The last nun left at Near North Side Episcopal convent isn’t leaving without a fight
Sister Judith Mandrath’s Order of St. Anne has hired a lawyer who’s fighting the Episcopal Church to allow her to remain at the convent on North LaSalle Drive.
The letter to Sister Judith Mandrath begins politely, saying she is in the writers’ prayers.
Then, it gets to the point:
“We do not feel it is appropriate for you to remain on the property indefinitely in hopes of renewing the Order of St. Anne as a religious community or in any capacity ... . We can, however, provide you with a period of transition, if needed, subject to the terms of the occupancy agreement, through December 31, 2021.”
Nearly two months past that deadline, Sister Mandrath has declined to take the offer.

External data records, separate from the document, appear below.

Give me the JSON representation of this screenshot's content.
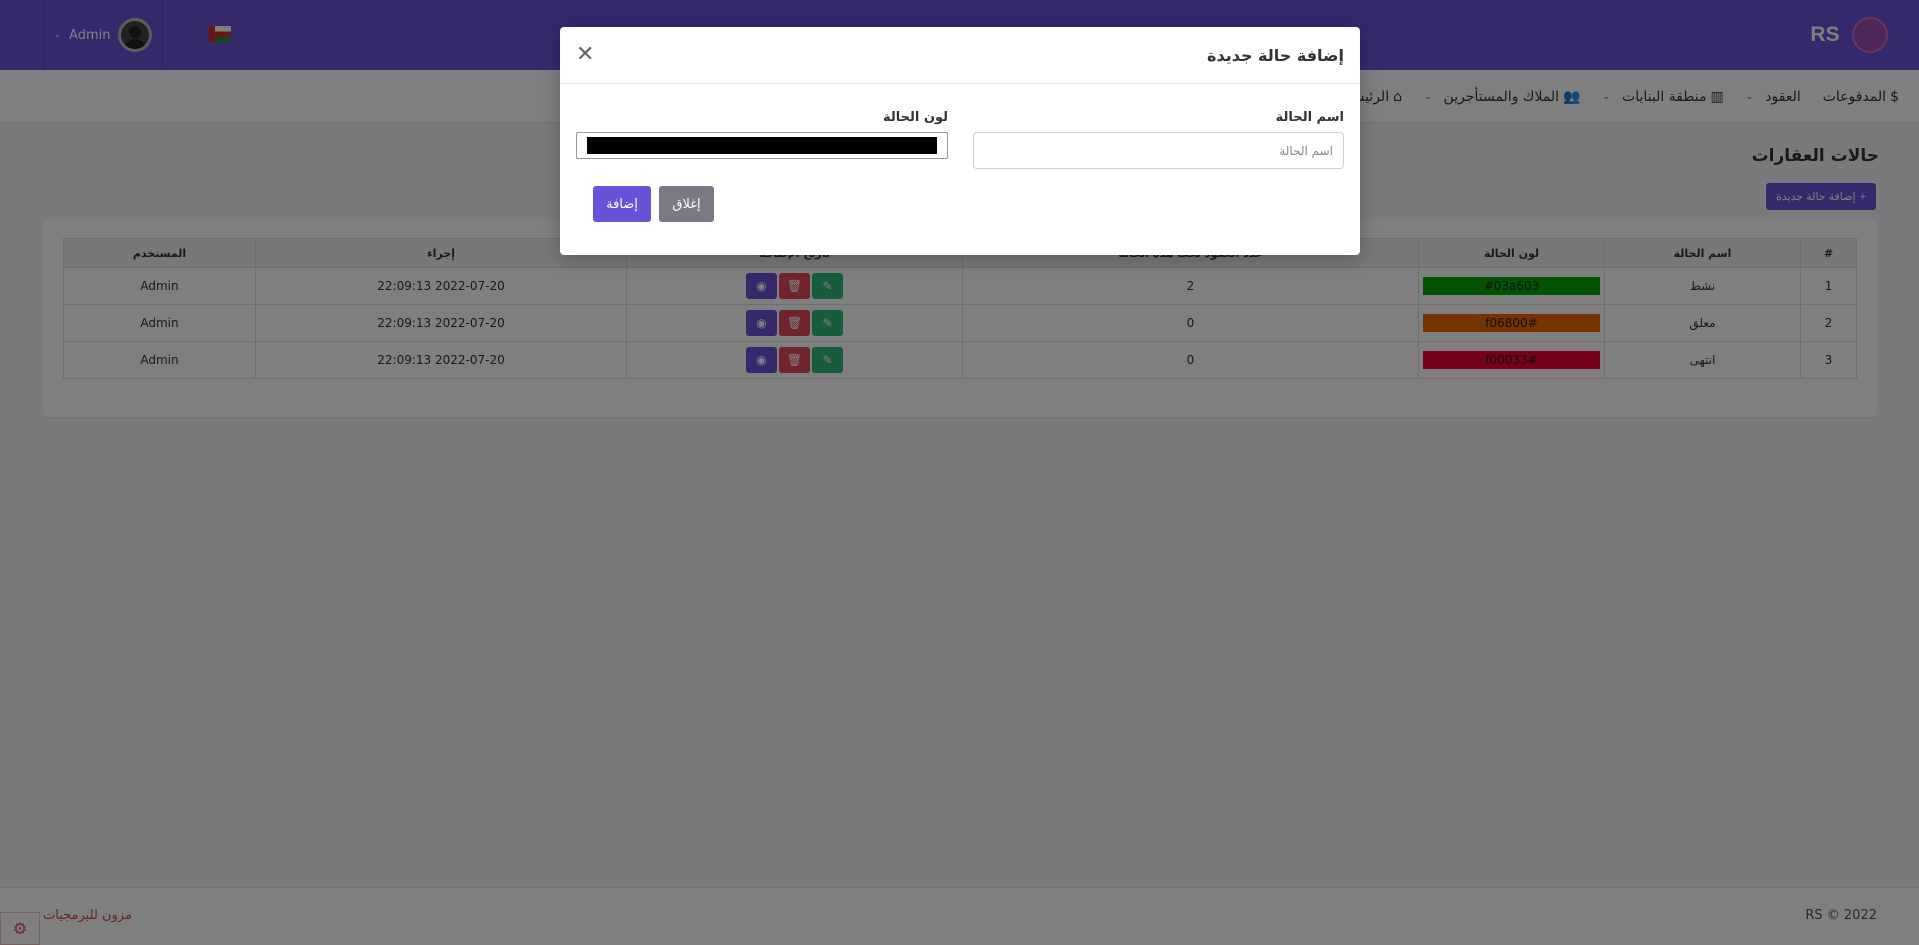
{
  "topbar": {
    "logo": "RS",
    "user_name": "Admin"
  },
  "nav": {
    "items": [
      {
        "label": "الرئيسية",
        "icon": "home-icon",
        "glyph": "⌂",
        "dropdown": false
      },
      {
        "label": "الملاك والمستأجرين",
        "icon": "users-icon",
        "glyph": "👥",
        "dropdown": true
      },
      {
        "label": "منطقة البنايات",
        "icon": "building-icon",
        "glyph": "▥",
        "dropdown": true
      },
      {
        "label": "العقود",
        "icon": "",
        "glyph": "",
        "dropdown": true
      },
      {
        "label": "المدفوعات",
        "icon": "dollar-icon",
        "glyph": "$",
        "dropdown": false
      }
    ]
  },
  "page": {
    "title": "حالات العقارات",
    "add_button": "إضافة حالة جديدة"
  },
  "table": {
    "headers": [
      "#",
      "اسم الحالة",
      "لون الحالة",
      "عدد العقود تحت هذه الحالة",
      "تاريخ الإضافة",
      "إجراء",
      "المستخدم"
    ],
    "rows": [
      {
        "num": "1",
        "name": "نشط",
        "color": "#03a603",
        "color_label": "#03a603",
        "count": "2",
        "date": "2022-07-20 22:09:13",
        "user": "Admin"
      },
      {
        "num": "2",
        "name": "معلق",
        "color": "#f06800",
        "color_label": "#f06800",
        "count": "0",
        "date": "2022-07-20 22:09:13",
        "user": "Admin"
      },
      {
        "num": "3",
        "name": "انتهى",
        "color": "#f00033",
        "color_label": "#f00033",
        "count": "0",
        "date": "2022-07-20 22:09:13",
        "user": "Admin"
      }
    ]
  },
  "footer": {
    "copyright": "RS © 2022",
    "company": "مزون للبرمجيات"
  },
  "modal": {
    "title": "إضافة حالة جديدة",
    "name_label": "اسم الحالة",
    "name_placeholder": "اسم الحالة",
    "color_label": "لون الحالة",
    "color_value": "#000000",
    "close_button": "إغلاق",
    "submit_button": "إضافة"
  },
  "colors": {
    "accent": "#6a52d8",
    "danger": "#e04b5a",
    "success": "#2eb87a"
  }
}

She hasn’t left the 101-year-old Near North Side convent that is now down to one last nun.
But she has gotten a lawyer.
So is she refusing to leave?
Coming to the door of the convent in her charcoal-gray habit, all that Mandrath will say is this: “I’m still living here.”
The future of the convent is now up to the courts.
Bank of America administers a charitable trust that funds the order that ran the convent and whose roots in Chicago go back 101 years. In August, the bank asked a Cook County judge to step in after getting a letter from the Episcopal Church, which oversees the convent, saying the church has withdrawn St. Anne’s status as a religious order.
The order was founded on the East Coast in 1910. The convent in Chicago has eight bedrooms. No more than six nuns have ever lived there at a time, Mandrath told the Chicago Sun-Times in 2018. Four sisters live at the order’s convent in Massachusetts.
Since 2009, only Mandrath, the mother superior, and Sister Babara Drell, have lived in the creaky, 3,600-square-foot brick mansion on North La Salle Drive.
They prayed that God would bring them another sister. A young woman from France arrived, saying she was interested in the religious life, but she didn’t stay.
The sisters’ predicament reflects a national withering of interest in convent life.
“We used to worry,” Mandrath said in 2018. “But what is the point of worrying? It doesn’t do any good. We are all going to die.
“God brought us together, and God is still keeping us together. We are still waiting, like Abraham for the promised land.”
In 2020, Drell, who was 88, died. And that left just Mandrath.
The Episcopal Church says that, according to its rules, an order of one isn’t an order at all.
Last May, the rectors and wardens of the neighboring Church of the Ascension sent Mandrath a letter, saying she could stay only until the end of 2021.
When she wouldn’t agree to that, a lawyer for the church sent her a letter demanding “immediate possession” of the building.
The church has no immediate plans for it, according to spokeswoman for the Episcopal Diocese of Chicago.
“These regrettable concerns have bred a lot of anonymous emails and peculiar, misinformed speculation,” says Patrick Raymond, the soon-to-be-retiring rector at the Church of the Ascension. “Sister Judith was at mass here yesterday, and afterward, I gather, returned next door. If she is ‘about to be moved’ I do not and would not know by whom or where.”
Richard C. Baker, Mandrath’s lawyer, says the Episcopal Church is wrong. Baker says the St. Anne order isn’t extinct because, in addition to Mandrath, it has four sisters who live at the Massachusetts convent.
The church can take possession of the convent only if it’s sold and after giving Mandrath “reasonable time to find another suitable dwelling house,” Baker wrote the church’s lawyer last Sept. 29.
Sister Ana Clara, mother superior of the Massachusetts convent, was on retreat in recent days and couldn’t be reached.
Another sister there, who declined to give her name, says the nuns are praying for Sister Judith.